Carousel speed as social-media artifact


With job changes in 2008, 2011, 2014, and 2017, Cuonzo Martin is a one-man (cyclical) carousel. (

It started with NC State. The Wolfpack let Mark Gottfried go way back in mid-February. Then came news of openings at Missouri, LSU, Illinois, Indiana, Washington, and, finally, Georgetown.

Cuonzo Martin took the job at Missouri, creating an opening at Cal, and Brad Underwood elected to take the helm at Illinois, leaving behind a vacant chair at Oklahoma State.

That makes nine major-conference head coaches who will be rookies in their positions next season. Naturally, that number could go higher still if one or more of the remaining openings (Indiana, Cal, Oklahoma State, Georgetown) were to be filled by a candidate who’s presently a major-conference coach somewhere else.

It feels like an unusually active carousel this season, and by “feels like” I refer not to any silly conventional wisdom out there in the world at large but to my own real-time reactions. The past 10 days it’s felt like I can’t write two paragraphs without my phone chirping at me about yet another coaching move.

Well, it turns out my real-time reactions are slightly misleading. This isn’t even close to the most active carousel season we’ve seen this century. 

Let’s call this the 2017 carousel season, meaning coaches who are hired now will complete their first seasons in their new gigs in 2017-18. Here’s how 2017 measures up against other hiring markets in recent years….

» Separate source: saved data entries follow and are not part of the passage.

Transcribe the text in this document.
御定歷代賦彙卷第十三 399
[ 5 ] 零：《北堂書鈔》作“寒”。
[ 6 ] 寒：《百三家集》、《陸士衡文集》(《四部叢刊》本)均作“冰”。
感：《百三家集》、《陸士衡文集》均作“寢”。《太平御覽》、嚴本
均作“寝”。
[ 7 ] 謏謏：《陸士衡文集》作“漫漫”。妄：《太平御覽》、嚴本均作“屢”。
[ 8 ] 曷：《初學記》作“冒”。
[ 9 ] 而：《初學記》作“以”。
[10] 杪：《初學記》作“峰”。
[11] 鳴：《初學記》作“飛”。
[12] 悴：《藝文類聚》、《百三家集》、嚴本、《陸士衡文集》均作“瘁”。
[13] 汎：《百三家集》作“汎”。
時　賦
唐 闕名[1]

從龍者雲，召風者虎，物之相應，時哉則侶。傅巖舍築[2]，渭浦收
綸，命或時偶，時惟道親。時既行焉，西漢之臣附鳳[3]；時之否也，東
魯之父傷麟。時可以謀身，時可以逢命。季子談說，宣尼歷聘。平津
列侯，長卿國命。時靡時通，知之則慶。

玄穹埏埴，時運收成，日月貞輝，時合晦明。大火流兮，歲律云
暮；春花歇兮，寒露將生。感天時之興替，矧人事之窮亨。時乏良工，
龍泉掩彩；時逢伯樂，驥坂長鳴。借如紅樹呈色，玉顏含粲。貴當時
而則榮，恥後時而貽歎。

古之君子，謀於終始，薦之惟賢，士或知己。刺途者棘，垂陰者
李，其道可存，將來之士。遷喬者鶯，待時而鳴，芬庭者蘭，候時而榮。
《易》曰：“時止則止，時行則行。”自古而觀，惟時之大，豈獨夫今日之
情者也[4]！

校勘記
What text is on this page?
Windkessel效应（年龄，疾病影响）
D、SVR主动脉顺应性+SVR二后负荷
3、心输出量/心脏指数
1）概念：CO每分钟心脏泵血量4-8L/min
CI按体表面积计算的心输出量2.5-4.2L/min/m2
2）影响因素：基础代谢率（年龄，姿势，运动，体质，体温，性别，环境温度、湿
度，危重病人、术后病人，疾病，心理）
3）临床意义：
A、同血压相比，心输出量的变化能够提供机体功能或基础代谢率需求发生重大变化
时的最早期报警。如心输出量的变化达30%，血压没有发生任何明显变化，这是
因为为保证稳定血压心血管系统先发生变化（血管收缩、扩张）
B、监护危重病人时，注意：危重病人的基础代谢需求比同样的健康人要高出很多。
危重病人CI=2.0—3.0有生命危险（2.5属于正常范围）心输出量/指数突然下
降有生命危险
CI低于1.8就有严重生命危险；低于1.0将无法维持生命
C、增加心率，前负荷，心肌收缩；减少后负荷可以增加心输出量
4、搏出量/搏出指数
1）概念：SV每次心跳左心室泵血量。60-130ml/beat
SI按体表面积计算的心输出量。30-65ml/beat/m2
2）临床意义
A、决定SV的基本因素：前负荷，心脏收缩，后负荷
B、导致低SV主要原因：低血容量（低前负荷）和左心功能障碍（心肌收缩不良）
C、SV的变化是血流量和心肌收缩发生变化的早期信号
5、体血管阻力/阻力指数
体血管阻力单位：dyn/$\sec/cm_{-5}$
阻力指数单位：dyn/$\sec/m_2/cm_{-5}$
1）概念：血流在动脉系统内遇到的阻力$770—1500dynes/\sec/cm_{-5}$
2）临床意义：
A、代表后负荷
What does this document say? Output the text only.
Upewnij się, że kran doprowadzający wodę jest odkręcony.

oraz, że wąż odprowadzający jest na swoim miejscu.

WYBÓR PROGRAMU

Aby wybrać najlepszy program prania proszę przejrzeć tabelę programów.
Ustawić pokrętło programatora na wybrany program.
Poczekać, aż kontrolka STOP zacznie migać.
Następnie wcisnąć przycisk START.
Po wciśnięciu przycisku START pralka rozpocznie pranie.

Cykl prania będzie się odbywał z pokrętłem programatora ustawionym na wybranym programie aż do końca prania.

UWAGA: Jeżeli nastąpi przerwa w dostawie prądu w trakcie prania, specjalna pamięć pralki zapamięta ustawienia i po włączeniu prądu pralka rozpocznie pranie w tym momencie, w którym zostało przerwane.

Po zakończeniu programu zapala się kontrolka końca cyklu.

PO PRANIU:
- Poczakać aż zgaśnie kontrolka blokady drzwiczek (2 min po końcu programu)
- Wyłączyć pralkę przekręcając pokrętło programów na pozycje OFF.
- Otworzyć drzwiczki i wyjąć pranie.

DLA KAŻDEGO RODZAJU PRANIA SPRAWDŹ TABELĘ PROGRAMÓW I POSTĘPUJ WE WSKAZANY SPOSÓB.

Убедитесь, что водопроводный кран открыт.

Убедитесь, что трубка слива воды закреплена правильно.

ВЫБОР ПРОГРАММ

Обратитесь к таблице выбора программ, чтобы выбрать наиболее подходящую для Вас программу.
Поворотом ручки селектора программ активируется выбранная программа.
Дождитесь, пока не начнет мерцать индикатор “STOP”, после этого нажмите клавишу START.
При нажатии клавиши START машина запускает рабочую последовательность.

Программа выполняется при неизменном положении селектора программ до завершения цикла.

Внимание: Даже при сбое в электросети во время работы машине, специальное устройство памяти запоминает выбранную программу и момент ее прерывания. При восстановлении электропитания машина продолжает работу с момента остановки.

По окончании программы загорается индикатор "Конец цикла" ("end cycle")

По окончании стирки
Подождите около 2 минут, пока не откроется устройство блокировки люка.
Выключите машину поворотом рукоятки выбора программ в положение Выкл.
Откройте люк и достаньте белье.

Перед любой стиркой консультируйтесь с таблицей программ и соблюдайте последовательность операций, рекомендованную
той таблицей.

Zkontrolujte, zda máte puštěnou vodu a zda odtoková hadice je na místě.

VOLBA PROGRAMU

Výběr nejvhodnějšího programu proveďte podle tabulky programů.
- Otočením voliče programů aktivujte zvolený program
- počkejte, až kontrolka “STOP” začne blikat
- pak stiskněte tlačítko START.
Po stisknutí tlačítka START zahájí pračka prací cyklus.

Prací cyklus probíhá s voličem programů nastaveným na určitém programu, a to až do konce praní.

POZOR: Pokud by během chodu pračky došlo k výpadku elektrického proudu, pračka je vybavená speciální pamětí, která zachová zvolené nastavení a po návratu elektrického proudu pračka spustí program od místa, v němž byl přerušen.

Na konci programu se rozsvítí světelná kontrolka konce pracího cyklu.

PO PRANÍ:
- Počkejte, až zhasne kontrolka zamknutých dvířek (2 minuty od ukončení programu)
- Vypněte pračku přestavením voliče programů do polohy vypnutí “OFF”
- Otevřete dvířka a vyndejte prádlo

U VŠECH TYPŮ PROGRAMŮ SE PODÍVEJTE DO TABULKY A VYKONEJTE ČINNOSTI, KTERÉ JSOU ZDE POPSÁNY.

Major-conference positions only
Carousel season         Hires
2006                     14
2011                     13
2010                     13
2007                     13
2003                     13
2008                     12
2002                     12
2000                     12
2014                     11
2015                     10
2017                      9

You want coaching hires? I give you 2006. As George Mason shocked the world and marched through the bracket 11 years ago, things were historically active on the hiring scene. A few examples:

Seton Hall reached out to Patriots head coach Jim Larranaga but selected Bobby Gonzalez instead.

Washington State rolled the dice on an unproven assistant coach who happened to be the son of the previous head coach.



Throw a dart at a major-conference season and there’s a 14 percent chance the coach is in year one with the team.

Oklahoma State followed suit and hired its head coach’s highly esteemed son (whom a colleague termed “the best offensive mind that I’ve worked with”).

Kansas State brought Bob Huggins on board, in what at the time was termed “the most controversial hire in college basketball since Texas Tech hired Bobby Knight.”

Indiana lured Kelvin Sampson away from Oklahoma. (Just 800 days after that press conference, IU president Michael McRobbie would be appearing before the NCAA infractions committee and saying that hiring the OU coach was “a risk that should not have been taken.”)

Lastly, NC State effectively brought the curtain down on the carousel season by hiring Sidney Lowe after a prolonged month-long search that reportedly had previously targeted everyone from John Calipari of Memphis and Rick Barnes of Texas to LSU’s John Brady, West Virginia’s John Beilein, and former UCLA head coach Steve Lavin.

The carousel season of 2006 stands apart, but, of course, my phone was quite different then. It folded in the middle, texting on it was theoretically possible but realistically a pain, and it only made a noise when my boss called me.

Now, in 2017, my phone tugs at my elbow the instant a coaching hire or firing is announced. Still, rather than be miffed by this fact of modern life, I’ve decided to wax actuarial. With the benefit of a few years’ worth of carousels, I now know to expect my phone to interrupt me 10.4 times per hiring season. That means, statistically speaking, there may be one more shoe yet to drop. Hmm.

Lubbock should put up a carousel photo spot next to Buddy Holly’s eyeglasses. Texas Tech wins the prize for most head-coaching hires this century. In a span where the membership of the Supreme Court’s remained relatively stable and Mike Krzyzewski, Jim Boeheim, and Tom Izzo have all remained stuck in their respective occupational ruts, the Red Raiders have cycled through no fewer than seven coaches: James Dickey, Bob Knight, Pat Knight, Billy Gillispie, Chris Walker, Tubby Smith, and Chris Beard. If the Malcolm Gladwell theory of mastery through repetition applies here, the powers that be at Tech are to coach searches what J.P. Macura is to basketball excellence in long sleeves.